Elisabeth Moss
OF ‘SHINING GIRLS’ ON APPLE TV+
To play assault victim Kirby in “Shining Girls,” did you feel you needed to draw upon any possible personal experiences to capture her emotions as fully as possible?
I always try to pull in from my own life, even if I don’t have a direct parallel with the character. I’m always trying to pull from any kind of experience I may have had, because for me, that just obviously is going to make it feel more real and more honest. I’m always trying to connect to some idea that I feel like,
“Oh, I can understand that.”
Even if I haven’t had that particular experience that Kirby has had, I can understand the feeling that she might be getting from that experience or I can
understand that particular relationship with that person. For this, honestly, I pulled so much from the scripts and from conversations that Silka (screenwriter and executive producer Silks Luisa) and I had. We first spoke about the script, the first script almost two years ago now, I think, and it was just an immediate understanding of the tone and the character and the story that she was trying to tell. There were very few times when we in were on different pages about how Kirby would react to something, and you just kind of get lucky
when that happens.
Though it’s within the confines of a drama, do you think “Shining Girls” deals realistically with the aftermath of assault for the victim?
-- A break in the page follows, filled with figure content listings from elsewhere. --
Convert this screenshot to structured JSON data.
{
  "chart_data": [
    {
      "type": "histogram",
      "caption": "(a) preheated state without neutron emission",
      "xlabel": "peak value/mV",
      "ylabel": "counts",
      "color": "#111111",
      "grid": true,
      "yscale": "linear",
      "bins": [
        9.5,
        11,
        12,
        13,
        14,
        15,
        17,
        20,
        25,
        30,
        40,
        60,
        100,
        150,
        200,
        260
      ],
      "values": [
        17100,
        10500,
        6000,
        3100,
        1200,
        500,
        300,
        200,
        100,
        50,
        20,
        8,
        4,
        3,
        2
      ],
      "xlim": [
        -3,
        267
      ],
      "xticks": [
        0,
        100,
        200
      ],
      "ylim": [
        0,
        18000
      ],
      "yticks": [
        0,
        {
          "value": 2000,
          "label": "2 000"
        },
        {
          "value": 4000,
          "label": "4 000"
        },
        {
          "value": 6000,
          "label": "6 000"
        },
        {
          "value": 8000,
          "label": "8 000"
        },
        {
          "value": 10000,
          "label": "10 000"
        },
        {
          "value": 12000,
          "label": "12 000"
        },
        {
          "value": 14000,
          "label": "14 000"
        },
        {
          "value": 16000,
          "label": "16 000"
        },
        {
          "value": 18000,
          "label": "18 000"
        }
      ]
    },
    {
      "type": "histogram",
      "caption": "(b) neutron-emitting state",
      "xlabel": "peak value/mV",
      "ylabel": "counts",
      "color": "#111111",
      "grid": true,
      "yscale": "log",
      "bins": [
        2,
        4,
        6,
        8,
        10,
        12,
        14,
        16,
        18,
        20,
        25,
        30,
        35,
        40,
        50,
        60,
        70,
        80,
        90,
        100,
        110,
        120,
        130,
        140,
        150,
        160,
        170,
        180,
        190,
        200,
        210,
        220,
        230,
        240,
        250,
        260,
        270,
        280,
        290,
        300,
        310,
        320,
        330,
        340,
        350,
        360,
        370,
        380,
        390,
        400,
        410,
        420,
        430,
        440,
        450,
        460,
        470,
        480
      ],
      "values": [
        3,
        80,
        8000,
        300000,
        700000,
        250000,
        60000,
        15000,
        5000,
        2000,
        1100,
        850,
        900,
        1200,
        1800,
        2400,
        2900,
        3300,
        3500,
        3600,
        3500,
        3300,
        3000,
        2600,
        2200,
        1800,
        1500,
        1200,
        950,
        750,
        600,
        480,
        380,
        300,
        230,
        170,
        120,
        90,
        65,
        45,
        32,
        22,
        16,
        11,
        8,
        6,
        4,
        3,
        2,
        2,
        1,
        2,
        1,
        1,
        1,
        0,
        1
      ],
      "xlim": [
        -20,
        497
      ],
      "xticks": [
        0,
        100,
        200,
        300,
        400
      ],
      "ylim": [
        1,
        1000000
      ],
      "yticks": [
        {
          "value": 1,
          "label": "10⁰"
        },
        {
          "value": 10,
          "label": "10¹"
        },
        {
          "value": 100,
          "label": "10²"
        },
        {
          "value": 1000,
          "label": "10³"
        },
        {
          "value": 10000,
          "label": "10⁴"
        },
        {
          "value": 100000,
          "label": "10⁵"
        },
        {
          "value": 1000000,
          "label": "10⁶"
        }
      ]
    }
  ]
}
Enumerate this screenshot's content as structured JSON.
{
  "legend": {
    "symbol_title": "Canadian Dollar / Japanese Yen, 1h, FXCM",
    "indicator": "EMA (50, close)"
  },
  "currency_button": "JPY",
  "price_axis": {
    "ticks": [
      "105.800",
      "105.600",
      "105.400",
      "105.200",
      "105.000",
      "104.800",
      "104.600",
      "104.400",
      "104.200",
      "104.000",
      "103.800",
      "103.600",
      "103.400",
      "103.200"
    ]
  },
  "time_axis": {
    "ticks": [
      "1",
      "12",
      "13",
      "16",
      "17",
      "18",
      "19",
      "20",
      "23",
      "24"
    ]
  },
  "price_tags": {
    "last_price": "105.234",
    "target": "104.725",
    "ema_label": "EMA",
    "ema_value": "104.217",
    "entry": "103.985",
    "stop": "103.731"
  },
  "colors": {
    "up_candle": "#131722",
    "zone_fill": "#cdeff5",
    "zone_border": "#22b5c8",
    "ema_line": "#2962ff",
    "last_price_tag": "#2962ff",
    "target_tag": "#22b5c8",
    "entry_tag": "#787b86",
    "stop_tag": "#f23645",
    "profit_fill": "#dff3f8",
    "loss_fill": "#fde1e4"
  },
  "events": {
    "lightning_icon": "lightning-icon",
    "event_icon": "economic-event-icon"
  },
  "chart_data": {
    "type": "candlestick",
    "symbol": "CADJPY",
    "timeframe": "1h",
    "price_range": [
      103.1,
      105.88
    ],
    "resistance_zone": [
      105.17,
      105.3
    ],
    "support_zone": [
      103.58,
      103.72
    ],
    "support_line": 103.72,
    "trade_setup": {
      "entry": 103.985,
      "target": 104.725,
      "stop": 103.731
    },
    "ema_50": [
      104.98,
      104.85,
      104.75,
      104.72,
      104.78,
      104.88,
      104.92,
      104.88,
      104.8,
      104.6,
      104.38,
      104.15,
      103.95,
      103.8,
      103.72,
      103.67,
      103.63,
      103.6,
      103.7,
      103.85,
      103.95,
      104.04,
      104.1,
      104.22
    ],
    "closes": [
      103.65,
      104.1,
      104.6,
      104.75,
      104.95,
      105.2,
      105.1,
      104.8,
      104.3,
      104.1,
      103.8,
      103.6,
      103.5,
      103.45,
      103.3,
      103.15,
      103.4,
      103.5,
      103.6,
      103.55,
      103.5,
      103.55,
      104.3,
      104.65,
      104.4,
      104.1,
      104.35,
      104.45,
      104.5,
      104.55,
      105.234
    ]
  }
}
Part of what I thought was simultaneously challenging, but also I thought really beautifully done by Silka and the writers, was that the analogy of trauma was honest. And it was very important to us to make sure that we didn’t wrap everything up in a tiny little bow, and that it wasn’t easy, and it wasn’t something that if you fixed one thing, it would go away. I think that an incident like that, Kirby will never be able to move on from, which is the analogy of the show. If you had experience a trauma that – whether it’s an attack, whether it’s losing a loved one – it’s a giant shift
in your life that turns everything upside-down.